As I see it, Don Brash was perceived as too dry for the electorate, as well as a little accident-prone, and the Nats’ decision to throw him under a bus to make room for ‘the smiling assassin’ John Key was a great move politically. For it’s clear the Nats’ virtually unquestioned acceptance of ‘nanny state’ socialism (finance company bailouts, earthquake relief, borrowing $300m a week etc) — despite the obvious ‘philosophical issues’ — is merely meeting the electorate’s expectations. That’s what mainstream NZ’ers want. The tinkering around the edges like state asset sales, whacking the ‘undeserving’ poor, and competition for ACC etc is mere wallpaper.
The mainstream, as an electorate, has learned to be suspicious of radical reform. Our ‘smile and wave’ prime minister seems to understand that. ‘Don’t frighten the horses’ has become part of National’s DNA. Survival of the flexible.

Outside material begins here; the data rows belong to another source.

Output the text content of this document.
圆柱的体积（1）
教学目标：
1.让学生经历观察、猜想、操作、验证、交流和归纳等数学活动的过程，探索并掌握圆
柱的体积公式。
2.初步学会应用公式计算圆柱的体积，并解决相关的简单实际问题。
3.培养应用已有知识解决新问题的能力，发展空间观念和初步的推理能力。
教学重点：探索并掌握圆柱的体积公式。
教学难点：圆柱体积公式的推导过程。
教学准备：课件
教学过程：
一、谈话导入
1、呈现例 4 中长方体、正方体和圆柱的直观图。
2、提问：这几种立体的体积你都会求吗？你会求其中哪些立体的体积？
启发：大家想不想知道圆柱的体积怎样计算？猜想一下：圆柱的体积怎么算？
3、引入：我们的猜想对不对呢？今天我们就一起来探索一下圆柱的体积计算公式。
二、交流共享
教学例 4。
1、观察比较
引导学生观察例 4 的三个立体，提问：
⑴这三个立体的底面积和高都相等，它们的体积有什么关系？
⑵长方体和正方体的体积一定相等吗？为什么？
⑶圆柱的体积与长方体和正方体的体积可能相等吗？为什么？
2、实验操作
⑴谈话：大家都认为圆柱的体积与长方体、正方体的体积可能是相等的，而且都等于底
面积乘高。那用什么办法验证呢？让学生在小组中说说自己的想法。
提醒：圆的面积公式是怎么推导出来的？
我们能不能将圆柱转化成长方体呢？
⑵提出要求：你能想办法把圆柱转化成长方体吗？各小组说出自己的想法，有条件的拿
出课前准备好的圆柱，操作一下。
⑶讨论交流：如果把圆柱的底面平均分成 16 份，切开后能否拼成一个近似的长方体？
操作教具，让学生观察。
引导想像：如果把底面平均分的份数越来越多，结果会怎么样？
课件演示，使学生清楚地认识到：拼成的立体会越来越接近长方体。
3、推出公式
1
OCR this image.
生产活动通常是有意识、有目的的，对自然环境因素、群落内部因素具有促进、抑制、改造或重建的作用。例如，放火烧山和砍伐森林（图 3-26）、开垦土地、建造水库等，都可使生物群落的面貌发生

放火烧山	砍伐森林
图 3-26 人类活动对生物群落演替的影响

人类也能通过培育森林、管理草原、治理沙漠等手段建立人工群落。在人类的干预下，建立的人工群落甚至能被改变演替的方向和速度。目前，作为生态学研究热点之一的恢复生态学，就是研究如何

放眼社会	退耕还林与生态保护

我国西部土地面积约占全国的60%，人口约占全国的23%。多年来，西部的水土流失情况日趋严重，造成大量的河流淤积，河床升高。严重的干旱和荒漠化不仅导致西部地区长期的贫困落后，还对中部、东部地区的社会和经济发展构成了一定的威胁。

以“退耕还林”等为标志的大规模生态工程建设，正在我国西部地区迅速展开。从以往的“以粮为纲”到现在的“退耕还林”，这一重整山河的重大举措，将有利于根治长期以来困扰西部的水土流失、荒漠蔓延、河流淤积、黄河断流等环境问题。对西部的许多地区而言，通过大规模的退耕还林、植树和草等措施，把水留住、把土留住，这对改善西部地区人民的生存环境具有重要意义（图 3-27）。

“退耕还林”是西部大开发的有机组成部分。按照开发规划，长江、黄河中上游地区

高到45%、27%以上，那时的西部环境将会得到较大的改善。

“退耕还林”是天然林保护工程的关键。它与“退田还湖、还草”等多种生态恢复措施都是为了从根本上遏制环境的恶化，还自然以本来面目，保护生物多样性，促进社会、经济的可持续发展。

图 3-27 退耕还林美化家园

Labour/Phil Goff’s [cliché alert:] ‘desperate roll of the dice’ or ‘return to its roots’ (depending on your POV) has put some spring in their step — and their opponents’ step. An election is always more fun if it’s a contest. Labour’s finance spokesman David Cunnliffe and aspiring servant-of-the-people Cathy (Cactus Kate) Odgers agree: “It’s game on!”
The proposed tax is actually a PR and electioneering gift to right wingers, and great for fundraising. We all need a purpose in life. Something to ‘oppose’ fits in nicely as a substitute in the meantime.
Will it happen?
So what about CGT? Well, I’m not an expert, but we’re an oddity in the OECD, the boffins tell us, not having any form of capital gains tax. So seriously, how long can that last? Right now our greased-up politicians are shimmying through a pole dance (sorry, awful image) to cement ‘free trade’ agreements hither and yon … From the minimal detail of the policy available now (leaks and speculation), it seems Labour’s CGT proposal is predicated on applying only to ‘investment property’ and ‘baches’ and only levied on sale. Not the ‘family home’. Breathe.
That won’t bother a lot of people, in practice, but it will fire up the ‘money-grubbing socialist’ vs ‘eat the rich’ debate nicely. The same why-think-when-you-can-hurl-slogans?-style debate is part of the polarized political debate all over the world. See this ‘front page’ on The Huffington Post today. (Hint: it’s NOT a story about Labour’s proposed capital gains tax.)
NZ Property Investors Federation president Andrew King, who’s been lobbying/educating Ministers of Housing and other politicians of all stripes about the reality of life as a property investor for many years, told TVNZ7 he doesn’t think the policy will ever be introduced, as well as predictably running through all the reasons he says it’s a bad idea.
For Labour, they surely know there’s no reward without risk. Fair enough. But the risk they face is that working-class people aspiring to be ‘rich’ will in some cases, reflexively move towards the Tories — perceived as the ‘party of enterprise’. People planning to ‘move into property’ themselves in the future, may respond in a reptilian fashion to the idea of a tax on their hoped-for capital gains. That idea has more immediate impact than selling our airports.
I guess we’ll find out.
PS The ‘Politics is the art of polarization’ is a quote from former Nixon henchman/Assistant to the President for Domestic Affairs John Erlichmann. [Don’t hate me because I’m eclectic.]